The upgrade essentially resulted in a mistake where the primary network data traffic was shifted to a slower, secondary network, which couldn’t handle the amount of data. It took about 12 hours for an Amazon team to get control of the networking hiccup but then the real issue was recovering customer data, a significant amount of which is reported to be permanently lost. While Amazon’s usual protocol when a node fails is to replicate the data on the node before it is reused, the replication mechanisms were maxed out and adding physical capacity to accommodate the replication took the team two days to set up.

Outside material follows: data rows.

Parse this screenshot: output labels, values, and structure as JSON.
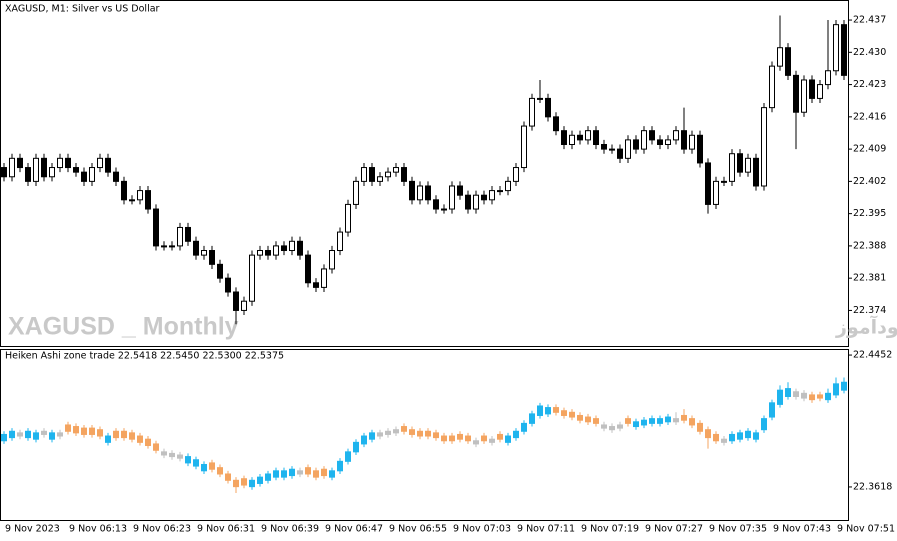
{
  "chart_data": [
    {
      "type": "candlestick",
      "title": "XAGUSD, M1:  Silver vs US Dollar",
      "watermark": "XAGUSD _ Monthly",
      "annotation": "انتشار در سایت سودآموز",
      "categories": [
        "9 Nov 2023",
        null,
        null,
        null,
        null,
        null,
        null,
        null,
        "9 Nov 06:13",
        null,
        null,
        null,
        null,
        null,
        null,
        null,
        "9 Nov 06:23",
        null,
        null,
        null,
        null,
        null,
        null,
        null,
        "9 Nov 06:31",
        null,
        null,
        null,
        null,
        null,
        null,
        null,
        "9 Nov 06:39",
        null,
        null,
        null,
        null,
        null,
        null,
        null,
        "9 Nov 06:47",
        null,
        null,
        null,
        null,
        null,
        null,
        null,
        "9 Nov 06:55",
        null,
        null,
        null,
        null,
        null,
        null,
        null,
        "9 Nov 07:03",
        null,
        null,
        null,
        null,
        null,
        null,
        null,
        "9 Nov 07:11",
        null,
        null,
        null,
        null,
        null,
        null,
        null,
        "9 Nov 07:19",
        null,
        null,
        null,
        null,
        null,
        null,
        null,
        "9 Nov 07:27",
        null,
        null,
        null,
        null,
        null,
        null,
        null,
        "9 Nov 07:35",
        null,
        null,
        null,
        null,
        null,
        null,
        null,
        "9 Nov 07:43",
        null,
        null,
        null,
        null,
        null,
        null,
        null,
        "9 Nov 07:51",
        null
      ],
      "open": [
        22.405,
        22.403,
        22.407,
        22.405,
        22.402,
        22.407,
        22.403,
        22.405,
        22.407,
        22.405,
        22.404,
        22.402,
        22.405,
        22.407,
        22.404,
        22.402,
        22.398,
        22.398,
        22.4,
        22.396,
        22.388,
        22.388,
        22.388,
        22.392,
        22.389,
        22.386,
        22.387,
        22.384,
        22.381,
        22.378,
        22.374,
        22.376,
        22.386,
        22.387,
        22.386,
        22.388,
        22.387,
        22.389,
        22.386,
        22.38,
        22.379,
        22.383,
        22.387,
        22.391,
        22.397,
        22.402,
        22.405,
        22.402,
        22.403,
        22.404,
        22.405,
        22.402,
        22.398,
        22.401,
        22.398,
        22.396,
        22.396,
        22.401,
        22.399,
        22.396,
        22.399,
        22.398,
        22.4,
        22.4,
        22.402,
        22.405,
        22.414,
        22.42,
        22.42,
        22.416,
        22.413,
        22.41,
        22.412,
        22.411,
        22.413,
        22.41,
        22.409,
        22.409,
        22.407,
        22.411,
        22.409,
        22.413,
        22.411,
        22.41,
        22.411,
        22.413,
        22.409,
        22.412,
        22.406,
        22.397,
        22.402,
        22.402,
        22.408,
        22.404,
        22.407,
        22.401,
        22.418,
        22.427,
        22.431,
        22.425,
        22.417,
        22.424,
        22.42,
        22.423,
        22.426,
        22.436
      ],
      "high": [
        22.406,
        22.408,
        22.408,
        22.406,
        22.408,
        22.408,
        22.406,
        22.408,
        22.408,
        22.406,
        22.405,
        22.406,
        22.408,
        22.408,
        22.405,
        22.403,
        22.399,
        22.401,
        22.401,
        22.397,
        22.389,
        22.389,
        22.393,
        22.393,
        22.39,
        22.388,
        22.388,
        22.385,
        22.382,
        22.379,
        22.377,
        22.387,
        22.388,
        22.388,
        22.389,
        22.389,
        22.39,
        22.39,
        22.387,
        22.381,
        22.384,
        22.388,
        22.392,
        22.398,
        22.403,
        22.406,
        22.406,
        22.404,
        22.405,
        22.406,
        22.406,
        22.403,
        22.402,
        22.402,
        22.399,
        22.397,
        22.402,
        22.402,
        22.4,
        22.4,
        22.4,
        22.401,
        22.401,
        22.403,
        22.406,
        22.415,
        22.421,
        22.424,
        22.421,
        22.417,
        22.414,
        22.413,
        22.413,
        22.414,
        22.414,
        22.411,
        22.41,
        22.41,
        22.412,
        22.412,
        22.414,
        22.414,
        22.412,
        22.412,
        22.414,
        22.418,
        22.413,
        22.413,
        22.407,
        22.403,
        22.403,
        22.409,
        22.409,
        22.408,
        22.408,
        22.419,
        22.428,
        22.438,
        22.432,
        22.426,
        22.425,
        22.425,
        22.424,
        22.437,
        22.437,
        22.437
      ],
      "low": [
        22.402,
        22.402,
        22.404,
        22.401,
        22.401,
        22.402,
        22.402,
        22.404,
        22.404,
        22.403,
        22.401,
        22.401,
        22.404,
        22.403,
        22.401,
        22.397,
        22.397,
        22.397,
        22.395,
        22.387,
        22.387,
        22.387,
        22.387,
        22.388,
        22.385,
        22.385,
        22.383,
        22.38,
        22.377,
        22.371,
        22.373,
        22.375,
        22.385,
        22.385,
        22.385,
        22.386,
        22.386,
        22.385,
        22.379,
        22.378,
        22.378,
        22.382,
        22.386,
        22.39,
        22.396,
        22.401,
        22.401,
        22.401,
        22.402,
        22.403,
        22.401,
        22.397,
        22.397,
        22.397,
        22.395,
        22.395,
        22.395,
        22.398,
        22.395,
        22.395,
        22.397,
        22.397,
        22.399,
        22.399,
        22.401,
        22.404,
        22.413,
        22.419,
        22.415,
        22.412,
        22.409,
        22.409,
        22.41,
        22.41,
        22.409,
        22.408,
        22.408,
        22.406,
        22.406,
        22.408,
        22.408,
        22.41,
        22.409,
        22.409,
        22.41,
        22.408,
        22.408,
        22.405,
        22.395,
        22.396,
        22.401,
        22.401,
        22.403,
        22.403,
        22.4,
        22.4,
        22.417,
        22.426,
        22.424,
        22.409,
        22.416,
        22.419,
        22.419,
        22.422,
        22.425,
        22.424
      ],
      "close": [
        22.403,
        22.407,
        22.405,
        22.402,
        22.407,
        22.403,
        22.405,
        22.407,
        22.405,
        22.404,
        22.402,
        22.405,
        22.407,
        22.404,
        22.402,
        22.398,
        22.398,
        22.4,
        22.396,
        22.388,
        22.388,
        22.388,
        22.392,
        22.389,
        22.386,
        22.387,
        22.384,
        22.381,
        22.378,
        22.374,
        22.376,
        22.386,
        22.387,
        22.386,
        22.388,
        22.387,
        22.389,
        22.386,
        22.38,
        22.379,
        22.383,
        22.387,
        22.391,
        22.397,
        22.402,
        22.405,
        22.402,
        22.403,
        22.404,
        22.405,
        22.402,
        22.398,
        22.401,
        22.398,
        22.396,
        22.396,
        22.401,
        22.399,
        22.396,
        22.399,
        22.398,
        22.4,
        22.4,
        22.402,
        22.405,
        22.414,
        22.42,
        22.42,
        22.416,
        22.413,
        22.41,
        22.412,
        22.411,
        22.413,
        22.41,
        22.409,
        22.409,
        22.407,
        22.411,
        22.409,
        22.413,
        22.411,
        22.41,
        22.411,
        22.413,
        22.409,
        22.412,
        22.406,
        22.397,
        22.402,
        22.402,
        22.408,
        22.404,
        22.407,
        22.401,
        22.418,
        22.427,
        22.431,
        22.425,
        22.417,
        22.424,
        22.42,
        22.423,
        22.426,
        22.436,
        22.425
      ],
      "up_color": "#ffffff",
      "down_color": "#000000",
      "edge_color": "#000000",
      "ylim": [
        22.3665,
        22.4407
      ],
      "yticks": [
        22.437,
        {
          "value": 22.43,
          "label": "22.430"
        },
        22.423,
        22.416,
        22.409,
        22.402,
        22.395,
        22.388,
        22.381,
        22.374
      ]
    },
    {
      "type": "candlestick",
      "title": "Heiken Ashi zone trade 22.5418 22.5450 22.5300 22.5375",
      "open": [
        22.391,
        22.393,
        22.394,
        22.393,
        22.392,
        22.395,
        22.392,
        22.394,
        22.401,
        22.4,
        22.399,
        22.399,
        22.398,
        22.39,
        22.397,
        22.397,
        22.396,
        22.394,
        22.392,
        22.389,
        22.382,
        22.381,
        22.38,
        22.377,
        22.375,
        22.372,
        22.377,
        22.374,
        22.37,
        22.366,
        22.367,
        22.362,
        22.364,
        22.366,
        22.368,
        22.368,
        22.369,
        22.37,
        22.374,
        22.372,
        22.373,
        22.368,
        22.372,
        22.378,
        22.384,
        22.389,
        22.392,
        22.394,
        22.395,
        22.396,
        22.4,
        22.398,
        22.397,
        22.397,
        22.396,
        22.394,
        22.394,
        22.395,
        22.394,
        22.389,
        22.394,
        22.39,
        22.395,
        22.39,
        22.393,
        22.397,
        22.402,
        22.407,
        22.408,
        22.412,
        22.41,
        22.409,
        22.407,
        22.406,
        22.405,
        22.399,
        22.398,
        22.399,
        22.405,
        22.4,
        22.401,
        22.402,
        22.402,
        22.403,
        22.403,
        22.407,
        22.405,
        22.402,
        22.398,
        22.395,
        22.39,
        22.391,
        22.392,
        22.393,
        22.392,
        22.398,
        22.406,
        22.414,
        22.419,
        22.422,
        22.421,
        22.42,
        22.42,
        22.417,
        22.42,
        22.423
      ],
      "high": [
        22.397,
        22.399,
        22.398,
        22.399,
        22.398,
        22.399,
        22.398,
        22.398,
        22.403,
        22.402,
        22.401,
        22.401,
        22.4,
        22.396,
        22.399,
        22.399,
        22.398,
        22.396,
        22.394,
        22.391,
        22.386,
        22.385,
        22.384,
        22.383,
        22.381,
        22.378,
        22.379,
        22.376,
        22.372,
        22.368,
        22.369,
        22.368,
        22.37,
        22.372,
        22.374,
        22.374,
        22.375,
        22.374,
        22.376,
        22.374,
        22.375,
        22.374,
        22.38,
        22.386,
        22.392,
        22.396,
        22.398,
        22.398,
        22.399,
        22.4,
        22.402,
        22.4,
        22.399,
        22.399,
        22.398,
        22.396,
        22.396,
        22.397,
        22.396,
        22.393,
        22.396,
        22.394,
        22.397,
        22.396,
        22.399,
        22.404,
        22.41,
        22.415,
        22.414,
        22.414,
        22.412,
        22.411,
        22.409,
        22.408,
        22.407,
        22.403,
        22.402,
        22.403,
        22.407,
        22.405,
        22.406,
        22.407,
        22.407,
        22.408,
        22.409,
        22.411,
        22.407,
        22.404,
        22.4,
        22.397,
        22.394,
        22.397,
        22.398,
        22.399,
        22.398,
        22.407,
        22.417,
        22.426,
        22.428,
        22.424,
        22.423,
        22.422,
        22.422,
        22.424,
        22.431,
        22.431
      ],
      "low": [
        22.389,
        22.391,
        22.392,
        22.391,
        22.39,
        22.393,
        22.39,
        22.392,
        22.395,
        22.394,
        22.393,
        22.393,
        22.392,
        22.388,
        22.391,
        22.391,
        22.39,
        22.388,
        22.386,
        22.383,
        22.38,
        22.379,
        22.378,
        22.375,
        22.373,
        22.37,
        22.371,
        22.368,
        22.364,
        22.358,
        22.361,
        22.36,
        22.362,
        22.364,
        22.366,
        22.366,
        22.367,
        22.368,
        22.368,
        22.366,
        22.367,
        22.366,
        22.37,
        22.376,
        22.382,
        22.387,
        22.39,
        22.392,
        22.393,
        22.394,
        22.395,
        22.393,
        22.392,
        22.392,
        22.391,
        22.389,
        22.389,
        22.39,
        22.389,
        22.387,
        22.389,
        22.388,
        22.39,
        22.388,
        22.391,
        22.395,
        22.4,
        22.405,
        22.406,
        22.407,
        22.405,
        22.404,
        22.402,
        22.401,
        22.4,
        22.397,
        22.396,
        22.397,
        22.4,
        22.398,
        22.399,
        22.4,
        22.4,
        22.401,
        22.401,
        22.402,
        22.399,
        22.395,
        22.386,
        22.389,
        22.388,
        22.389,
        22.39,
        22.391,
        22.39,
        22.396,
        22.404,
        22.412,
        22.417,
        22.417,
        22.416,
        22.415,
        22.416,
        22.415,
        22.418,
        22.421
      ],
      "close": [
        22.395,
        22.397,
        22.396,
        22.397,
        22.396,
        22.397,
        22.396,
        22.396,
        22.397,
        22.396,
        22.395,
        22.395,
        22.394,
        22.394,
        22.393,
        22.393,
        22.392,
        22.39,
        22.388,
        22.385,
        22.384,
        22.383,
        22.382,
        22.381,
        22.379,
        22.376,
        22.373,
        22.37,
        22.366,
        22.362,
        22.363,
        22.366,
        22.368,
        22.37,
        22.372,
        22.372,
        22.373,
        22.372,
        22.37,
        22.368,
        22.369,
        22.372,
        22.378,
        22.384,
        22.39,
        22.394,
        22.396,
        22.396,
        22.397,
        22.398,
        22.397,
        22.395,
        22.394,
        22.394,
        22.393,
        22.391,
        22.391,
        22.392,
        22.391,
        22.391,
        22.391,
        22.392,
        22.392,
        22.394,
        22.397,
        22.402,
        22.408,
        22.413,
        22.412,
        22.409,
        22.407,
        22.406,
        22.404,
        22.403,
        22.402,
        22.401,
        22.4,
        22.401,
        22.402,
        22.403,
        22.404,
        22.405,
        22.405,
        22.406,
        22.405,
        22.404,
        22.401,
        22.397,
        22.393,
        22.391,
        22.392,
        22.395,
        22.396,
        22.397,
        22.396,
        22.405,
        22.415,
        22.423,
        22.424,
        22.419,
        22.418,
        22.417,
        22.418,
        22.421,
        22.427,
        22.428
      ],
      "colors": [
        "#1eb4ee",
        "#1eb4ee",
        "#c0c0c0",
        "#1eb4ee",
        "#1eb4ee",
        "#c0c0c0",
        "#1eb4ee",
        "#c0c0c0",
        "#f4a460",
        "#f4a460",
        "#f4a460",
        "#f4a460",
        "#f4a460",
        "#1eb4ee",
        "#f4a460",
        "#f4a460",
        "#f4a460",
        "#f4a460",
        "#f4a460",
        "#f4a460",
        "#c0c0c0",
        "#c0c0c0",
        "#c0c0c0",
        "#1eb4ee",
        "#1eb4ee",
        "#1eb4ee",
        "#f4a460",
        "#f4a460",
        "#f4a460",
        "#f4a460",
        "#f4a460",
        "#1eb4ee",
        "#1eb4ee",
        "#1eb4ee",
        "#1eb4ee",
        "#1eb4ee",
        "#1eb4ee",
        "#c0c0c0",
        "#f4a460",
        "#f4a460",
        "#f4a460",
        "#1eb4ee",
        "#1eb4ee",
        "#1eb4ee",
        "#1eb4ee",
        "#1eb4ee",
        "#1eb4ee",
        "#c0c0c0",
        "#c0c0c0",
        "#c0c0c0",
        "#f4a460",
        "#f4a460",
        "#f4a460",
        "#f4a460",
        "#f4a460",
        "#f4a460",
        "#f4a460",
        "#f4a460",
        "#f4a460",
        "#c0c0c0",
        "#f4a460",
        "#c0c0c0",
        "#f4a460",
        "#1eb4ee",
        "#1eb4ee",
        "#1eb4ee",
        "#1eb4ee",
        "#1eb4ee",
        "#1eb4ee",
        "#f4a460",
        "#f4a460",
        "#f4a460",
        "#f4a460",
        "#f4a460",
        "#f4a460",
        "#c0c0c0",
        "#c0c0c0",
        "#c0c0c0",
        "#f4a460",
        "#1eb4ee",
        "#1eb4ee",
        "#1eb4ee",
        "#1eb4ee",
        "#1eb4ee",
        "#c0c0c0",
        "#f4a460",
        "#f4a460",
        "#f4a460",
        "#f4a460",
        "#f4a460",
        "#c0c0c0",
        "#1eb4ee",
        "#1eb4ee",
        "#1eb4ee",
        "#1eb4ee",
        "#1eb4ee",
        "#1eb4ee",
        "#1eb4ee",
        "#1eb4ee",
        "#c0c0c0",
        "#c0c0c0",
        "#f4a460",
        "#f4a460",
        "#1eb4ee",
        "#1eb4ee",
        "#1eb4ee"
      ],
      "ylim": [
        22.3409,
        22.4484
      ],
      "yticks": [
        22.4452,
        22.3618
      ]
    }
  ]
}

Some of the lessons learned are the need for an improved network upgrade process, including more available free capacity in each EBS cluster, as well as improved isolation between zones. Despite all the “I told you so” chatter from skeptics of the cloud, StorageMojo contends that the Amazon’s team response was commendable and that ultimately, the question is not about the reliability of public clouds, like Amazon’s EC2, versus a private cloud, but rather, the type of architectures that can be implemented. While traditional large-scale networks have been built with a focus on Mean Time Between Failure, clouds are designed with fast Mean Time To Repair in mind.
The AWS team concludes their failure novella with a sincere apology and promise of credit for affected users.